As per Chui et al,[1 ] residual tumor is more reliable parameter over tumor necrosis for effective stratification of patients post-chemotherapy. When parameters of integrated prognostic index were analyzed separately, tumor size (p = 0.035), tumor location (p = 0.037), mitotic rate (0.032), and residual viable tumor (p = 0.001) retained significance as independent prognostic factors except for lymphovascular invasion (p = 0.42).
The present study demonstrated that post-NACT in osteosarcoma, >50% necrosis (p = 0.012), <10% residual disease (p = 0.001), and integrated prognostic index with low risk (p < 0.0001) were significantly associated with overall survival and of these, the integrated prognostic index had a slightly higher statistical significance. Several other studies also have emphasized on the percentage of residual or viable tumor post-chemotherapy as the significant prognostic parameter when compared with percentage of necrosis.[21 ]
[22 ]
[23 ] Mitoses ≥10/10 hpfs are associated with poor survival as reported by some others.[24 ]
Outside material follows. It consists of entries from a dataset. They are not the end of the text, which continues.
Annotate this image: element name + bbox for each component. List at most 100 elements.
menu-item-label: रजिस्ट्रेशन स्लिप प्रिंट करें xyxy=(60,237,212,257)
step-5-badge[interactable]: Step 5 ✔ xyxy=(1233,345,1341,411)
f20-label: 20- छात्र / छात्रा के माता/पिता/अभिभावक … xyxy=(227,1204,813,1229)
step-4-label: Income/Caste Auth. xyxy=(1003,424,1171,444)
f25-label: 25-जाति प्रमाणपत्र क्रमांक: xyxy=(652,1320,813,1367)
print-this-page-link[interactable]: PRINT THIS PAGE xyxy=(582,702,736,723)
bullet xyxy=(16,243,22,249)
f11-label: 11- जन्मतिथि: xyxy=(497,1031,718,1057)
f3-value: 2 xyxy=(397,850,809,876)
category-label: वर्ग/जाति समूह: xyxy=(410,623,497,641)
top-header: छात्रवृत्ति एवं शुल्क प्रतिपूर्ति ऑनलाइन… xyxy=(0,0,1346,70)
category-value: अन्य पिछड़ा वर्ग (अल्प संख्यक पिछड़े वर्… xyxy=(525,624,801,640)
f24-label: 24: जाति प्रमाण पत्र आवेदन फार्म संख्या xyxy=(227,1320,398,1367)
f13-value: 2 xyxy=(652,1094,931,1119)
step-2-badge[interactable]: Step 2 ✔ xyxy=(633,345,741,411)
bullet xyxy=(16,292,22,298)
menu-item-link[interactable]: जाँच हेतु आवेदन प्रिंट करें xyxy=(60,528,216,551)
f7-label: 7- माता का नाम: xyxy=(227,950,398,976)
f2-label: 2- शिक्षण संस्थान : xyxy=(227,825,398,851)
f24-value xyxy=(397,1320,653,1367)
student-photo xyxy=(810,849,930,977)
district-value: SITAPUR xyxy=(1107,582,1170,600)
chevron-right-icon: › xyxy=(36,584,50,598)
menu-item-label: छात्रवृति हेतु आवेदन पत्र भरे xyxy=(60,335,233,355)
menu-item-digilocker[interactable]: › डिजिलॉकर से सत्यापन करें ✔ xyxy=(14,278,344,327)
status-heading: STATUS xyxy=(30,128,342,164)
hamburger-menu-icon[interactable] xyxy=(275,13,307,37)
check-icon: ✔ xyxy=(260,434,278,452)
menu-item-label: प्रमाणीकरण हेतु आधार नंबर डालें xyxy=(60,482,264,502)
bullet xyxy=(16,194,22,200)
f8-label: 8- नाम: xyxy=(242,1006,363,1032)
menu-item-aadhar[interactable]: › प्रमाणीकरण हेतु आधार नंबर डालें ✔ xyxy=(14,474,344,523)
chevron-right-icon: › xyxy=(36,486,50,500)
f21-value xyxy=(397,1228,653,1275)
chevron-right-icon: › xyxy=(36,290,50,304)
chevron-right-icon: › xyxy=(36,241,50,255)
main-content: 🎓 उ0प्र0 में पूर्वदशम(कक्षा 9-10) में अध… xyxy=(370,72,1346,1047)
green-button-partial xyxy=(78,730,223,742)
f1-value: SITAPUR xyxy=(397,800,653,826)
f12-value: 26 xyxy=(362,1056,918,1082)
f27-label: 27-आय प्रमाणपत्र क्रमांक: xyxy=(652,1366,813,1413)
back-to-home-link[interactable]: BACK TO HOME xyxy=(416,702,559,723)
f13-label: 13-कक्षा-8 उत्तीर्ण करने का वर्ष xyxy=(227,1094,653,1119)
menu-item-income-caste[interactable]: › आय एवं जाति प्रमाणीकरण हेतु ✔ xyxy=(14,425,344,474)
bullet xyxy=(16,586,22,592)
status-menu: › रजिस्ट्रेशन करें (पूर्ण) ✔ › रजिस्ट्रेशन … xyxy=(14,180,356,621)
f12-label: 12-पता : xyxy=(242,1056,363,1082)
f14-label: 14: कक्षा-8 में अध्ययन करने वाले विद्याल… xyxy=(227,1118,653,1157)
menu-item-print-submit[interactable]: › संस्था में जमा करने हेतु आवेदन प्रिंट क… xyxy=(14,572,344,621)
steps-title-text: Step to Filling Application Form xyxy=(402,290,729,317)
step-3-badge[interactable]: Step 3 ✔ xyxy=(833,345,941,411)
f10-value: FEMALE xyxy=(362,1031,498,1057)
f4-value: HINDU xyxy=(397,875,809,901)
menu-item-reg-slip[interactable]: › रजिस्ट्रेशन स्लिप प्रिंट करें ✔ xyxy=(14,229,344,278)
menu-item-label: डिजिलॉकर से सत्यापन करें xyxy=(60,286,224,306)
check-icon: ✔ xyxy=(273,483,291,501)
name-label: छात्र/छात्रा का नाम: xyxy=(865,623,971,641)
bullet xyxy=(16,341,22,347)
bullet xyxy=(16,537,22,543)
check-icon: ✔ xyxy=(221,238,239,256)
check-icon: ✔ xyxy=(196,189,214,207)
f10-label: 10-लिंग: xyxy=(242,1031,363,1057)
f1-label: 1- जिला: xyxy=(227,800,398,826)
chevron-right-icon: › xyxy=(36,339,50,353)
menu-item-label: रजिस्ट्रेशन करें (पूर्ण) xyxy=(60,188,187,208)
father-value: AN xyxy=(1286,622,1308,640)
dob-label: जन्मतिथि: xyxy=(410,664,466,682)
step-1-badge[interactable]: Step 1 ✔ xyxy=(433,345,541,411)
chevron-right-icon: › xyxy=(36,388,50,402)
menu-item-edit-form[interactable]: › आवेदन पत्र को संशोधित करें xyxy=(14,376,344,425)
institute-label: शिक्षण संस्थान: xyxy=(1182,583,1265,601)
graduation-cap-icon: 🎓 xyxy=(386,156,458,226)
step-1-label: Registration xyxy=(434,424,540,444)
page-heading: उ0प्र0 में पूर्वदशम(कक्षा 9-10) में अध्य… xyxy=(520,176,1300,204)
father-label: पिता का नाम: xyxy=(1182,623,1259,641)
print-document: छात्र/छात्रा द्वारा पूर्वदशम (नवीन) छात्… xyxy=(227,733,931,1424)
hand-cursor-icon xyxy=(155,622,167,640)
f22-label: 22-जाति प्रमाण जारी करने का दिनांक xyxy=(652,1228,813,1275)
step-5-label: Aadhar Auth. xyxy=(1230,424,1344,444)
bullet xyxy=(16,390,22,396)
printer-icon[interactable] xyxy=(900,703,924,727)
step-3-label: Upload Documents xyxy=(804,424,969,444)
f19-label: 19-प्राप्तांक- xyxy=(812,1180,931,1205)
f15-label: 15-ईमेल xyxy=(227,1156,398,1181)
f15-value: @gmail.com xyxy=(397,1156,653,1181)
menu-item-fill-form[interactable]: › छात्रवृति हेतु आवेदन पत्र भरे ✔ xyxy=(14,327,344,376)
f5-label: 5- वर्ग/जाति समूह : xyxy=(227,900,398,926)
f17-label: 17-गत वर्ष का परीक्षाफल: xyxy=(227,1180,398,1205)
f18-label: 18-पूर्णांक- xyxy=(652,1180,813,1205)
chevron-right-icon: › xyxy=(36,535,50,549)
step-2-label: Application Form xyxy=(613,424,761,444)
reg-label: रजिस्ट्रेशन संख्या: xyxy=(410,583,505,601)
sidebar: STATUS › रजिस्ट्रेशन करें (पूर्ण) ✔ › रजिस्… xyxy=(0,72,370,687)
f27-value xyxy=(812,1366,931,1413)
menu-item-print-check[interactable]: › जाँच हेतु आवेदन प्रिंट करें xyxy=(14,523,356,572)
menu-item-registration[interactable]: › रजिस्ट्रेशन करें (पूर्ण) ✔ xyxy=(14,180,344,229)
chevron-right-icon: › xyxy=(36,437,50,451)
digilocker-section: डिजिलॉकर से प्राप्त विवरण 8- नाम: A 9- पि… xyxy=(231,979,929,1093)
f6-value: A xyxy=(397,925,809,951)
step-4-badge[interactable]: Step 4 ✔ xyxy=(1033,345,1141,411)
[25 ] Some studies have highlighted post-chemotherapy changes such as coagulative necrosis, fibrosis/hyalinization, vascular enrichment, edematous stroma, and bizarre giant cells with degenerative features.[26 ]
[27 ]
[28 ] We encountered bizarre tumor giant cells in 44% cases.
Limitations of the Study
The study is limited in terms of the sample size; however, the number of cases studied were comparatively higher than other similar studies.
This study has short follow-up. The future research direction is to extend the study with longer follow-up, for an additional 10 to 15 years.
Conclusion
Studies exploring the prognostic significance of various morphologic features in post-chemotherapy osteosarcoma are very few. Systematic statistical analysis in the present study revealed that age at presentation, anatomic site, primary tumor size, metastatic status, and clinical stage are parameters of prognostic significance. Necrosis (>50%), residual disease (<10%), and integrated prognostic index with low risk were significantly associated with overall survival and of these, the integrated prognostic index had a slightly higher statistical significance.